An increasing number of industrial, agricultural and commercial chemicals in the aquatic environment lead to various deleterious effects on organisms, which is becoming a serious global health concern. In this study, the Ames test and SOS/umu test were conducted to investigate the potential genotoxicity and mutagenicity caused by organic extracts from drinking water sources. Organic content of source water was extracted with XAD-2 resin column and organic solvents. Four doses of the extract equivalent to 0.25, 0.5, 1 and 2L of source water were tested for toxicity. All the water samples were collected from six different locations in Guangdong province. The results of the Ames test and SOS/umu test showed that all the organic extracts from the water samples could induce different levels of DNA damage and mutagenic potentials at the dose of 2 L in the absence of S9 mix, which demonstrated the existence of genotoxicity and mutagenicity.
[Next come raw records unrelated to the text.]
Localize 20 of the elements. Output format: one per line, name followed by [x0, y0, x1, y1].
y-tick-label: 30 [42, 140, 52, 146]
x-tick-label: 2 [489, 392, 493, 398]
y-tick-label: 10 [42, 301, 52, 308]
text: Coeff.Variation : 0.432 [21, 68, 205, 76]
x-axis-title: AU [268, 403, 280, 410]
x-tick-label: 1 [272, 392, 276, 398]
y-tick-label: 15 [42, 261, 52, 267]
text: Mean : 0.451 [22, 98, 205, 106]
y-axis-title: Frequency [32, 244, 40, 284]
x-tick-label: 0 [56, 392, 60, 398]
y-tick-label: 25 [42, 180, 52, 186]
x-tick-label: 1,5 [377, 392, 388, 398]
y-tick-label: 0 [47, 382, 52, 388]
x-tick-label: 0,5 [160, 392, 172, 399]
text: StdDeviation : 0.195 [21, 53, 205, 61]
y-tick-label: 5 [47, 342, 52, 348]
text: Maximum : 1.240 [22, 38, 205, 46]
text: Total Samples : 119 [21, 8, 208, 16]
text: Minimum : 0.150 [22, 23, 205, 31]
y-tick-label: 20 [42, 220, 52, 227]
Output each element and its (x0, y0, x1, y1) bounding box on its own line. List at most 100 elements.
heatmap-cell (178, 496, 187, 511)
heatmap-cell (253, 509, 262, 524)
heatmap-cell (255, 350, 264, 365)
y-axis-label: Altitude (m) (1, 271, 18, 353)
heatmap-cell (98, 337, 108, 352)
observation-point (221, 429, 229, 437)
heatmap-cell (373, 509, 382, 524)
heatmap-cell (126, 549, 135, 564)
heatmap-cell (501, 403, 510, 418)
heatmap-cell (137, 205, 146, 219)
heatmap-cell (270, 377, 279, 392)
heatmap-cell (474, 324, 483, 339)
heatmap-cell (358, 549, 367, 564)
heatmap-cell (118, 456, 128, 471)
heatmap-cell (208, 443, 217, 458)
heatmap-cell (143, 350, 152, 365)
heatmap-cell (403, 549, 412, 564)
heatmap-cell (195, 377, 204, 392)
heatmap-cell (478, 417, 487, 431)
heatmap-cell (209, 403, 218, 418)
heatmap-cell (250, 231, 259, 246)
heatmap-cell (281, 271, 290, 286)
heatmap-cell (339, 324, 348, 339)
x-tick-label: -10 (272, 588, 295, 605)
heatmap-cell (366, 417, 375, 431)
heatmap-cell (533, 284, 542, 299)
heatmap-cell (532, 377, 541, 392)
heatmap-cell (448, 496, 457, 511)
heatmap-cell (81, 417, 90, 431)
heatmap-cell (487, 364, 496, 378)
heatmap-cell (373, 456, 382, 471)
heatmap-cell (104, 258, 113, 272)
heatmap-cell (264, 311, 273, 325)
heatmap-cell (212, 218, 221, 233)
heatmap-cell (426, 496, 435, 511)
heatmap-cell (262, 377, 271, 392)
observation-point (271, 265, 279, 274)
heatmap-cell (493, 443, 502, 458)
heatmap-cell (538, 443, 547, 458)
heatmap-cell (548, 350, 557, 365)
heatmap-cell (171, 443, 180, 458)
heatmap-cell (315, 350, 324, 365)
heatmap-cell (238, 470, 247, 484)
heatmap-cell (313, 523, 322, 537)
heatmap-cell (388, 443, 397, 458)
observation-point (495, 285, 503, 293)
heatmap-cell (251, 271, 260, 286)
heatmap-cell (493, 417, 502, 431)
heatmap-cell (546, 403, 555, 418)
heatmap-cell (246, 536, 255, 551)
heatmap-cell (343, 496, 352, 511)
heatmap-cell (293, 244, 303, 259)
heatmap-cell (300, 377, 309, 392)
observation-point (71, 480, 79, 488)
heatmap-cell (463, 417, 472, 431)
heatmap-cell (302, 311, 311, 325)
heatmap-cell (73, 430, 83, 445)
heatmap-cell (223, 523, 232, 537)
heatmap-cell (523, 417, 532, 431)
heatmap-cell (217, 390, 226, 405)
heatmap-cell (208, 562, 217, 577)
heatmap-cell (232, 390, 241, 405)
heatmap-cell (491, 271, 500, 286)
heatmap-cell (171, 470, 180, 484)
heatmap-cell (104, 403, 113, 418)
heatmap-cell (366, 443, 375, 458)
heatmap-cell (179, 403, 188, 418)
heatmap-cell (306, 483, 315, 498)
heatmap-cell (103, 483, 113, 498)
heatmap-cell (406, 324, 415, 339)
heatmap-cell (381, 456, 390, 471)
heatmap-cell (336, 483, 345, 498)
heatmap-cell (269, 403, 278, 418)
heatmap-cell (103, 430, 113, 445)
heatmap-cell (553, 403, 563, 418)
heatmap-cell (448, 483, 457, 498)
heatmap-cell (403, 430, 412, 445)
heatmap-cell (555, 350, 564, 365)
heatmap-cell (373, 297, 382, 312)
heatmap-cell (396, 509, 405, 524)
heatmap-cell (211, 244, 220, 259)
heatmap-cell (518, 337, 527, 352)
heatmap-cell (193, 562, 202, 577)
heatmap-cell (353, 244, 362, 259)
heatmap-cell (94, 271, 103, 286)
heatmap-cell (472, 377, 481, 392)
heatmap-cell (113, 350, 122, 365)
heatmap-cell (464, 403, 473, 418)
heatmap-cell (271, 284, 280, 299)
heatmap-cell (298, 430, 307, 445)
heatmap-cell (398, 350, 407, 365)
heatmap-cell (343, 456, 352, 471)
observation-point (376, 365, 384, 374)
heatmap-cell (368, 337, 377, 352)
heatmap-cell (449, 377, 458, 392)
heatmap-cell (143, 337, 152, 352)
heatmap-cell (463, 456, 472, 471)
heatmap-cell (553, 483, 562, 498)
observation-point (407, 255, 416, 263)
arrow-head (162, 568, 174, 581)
Additionally, we found that Salmonella typhimurium strain TA98 was more sensitive for the mutagen. Correlation analysis between genotoxicity, Organochlorine Pesticides (OCPs) and Polycyclic Aromatic Hydrocarbons (PAHs) showed that most individual OCPs were frame shift toxicants in drinking water sources, and there was no correlation with total OCPs and PAHs.
Ames testing and use of other toxicity tests on drinking water has been proposed before. In general it is not possible to distinguish which compounds in drinking water are responsible for the toxicity. We’ve certainly known for many years that the majority of toxicity potential in drinking water can be attributed to a single compound that goes by the name of MX. General toxicity testing such as this has been debated in the past.
Ceretti E, Moretti M, Zerbini I, Villarini M, Zani C, Monarca S, Feretti D. Occurrence and Control of Genotoxins in Drinking Water: A Monitoring Proposal. Journal of public health research. 2016 Dec 21;5(3):769. doi: 10.4081/jphr.2016.769.
Many studies have shown the presence of numerous organic genotoxins and carcinogens in drinking water. These toxic substances derive not only from pollution, but also from the disinfection treatments, particularly when water is obtained from surface sources and then chlorinated. Most of the chlorinated compounds in drinking water are nonvolatile and are difficult to characterize. Thus, it has been proposed to study such complex mixtures using short-term genotoxicity tests predictive of carcinogenic activity. Mutagenicity of water before and after disinfection has mainly been studied by the Salmonella/microsome (Ames test); in vitro genotoxicity tests have also been performed in yeasts and mammalian cells; in situ monitoring of genotoxins has also been performed using complete organisms such as aquatic animals or plants (in vivo). The combination of bioassay data together with results of chemical analyses would give us a more firm basis for the assessment of human health risks related to the consumption of drinking water. Tests with different genetic end-points complement each other with regard to sensitivity toward environmental genotoxins and are useful in detecting low genotoxicity levels which are expected in drinking water samples.
Bandlapalli Pavani, Mandava Ragini, David Banji, Otilia J F Banji, N Gouri Pratusha. Fluoride Toxicity – A Harsh Reality. International Research Journal of Pharmacy, Vol 2, Iss 4, Pp 79-85 (2011).
There are many incidents of fluoride toxicity whether it is acute or chronic. Fluoride toxicity is an environmental hazard which arises from the upper layers of geological crust and is dissolved in water. Prolonged drinking of such water causes chronic fluoride toxicity. Use of fluoride containing compounds for various purposes such as dental products, metal, glass, refrigerator and chemical industries act as a source of fluoride poisoning and increase the risk of toxicity. This review reflects the deleterious effects of fluorides on various organs in the physiological system.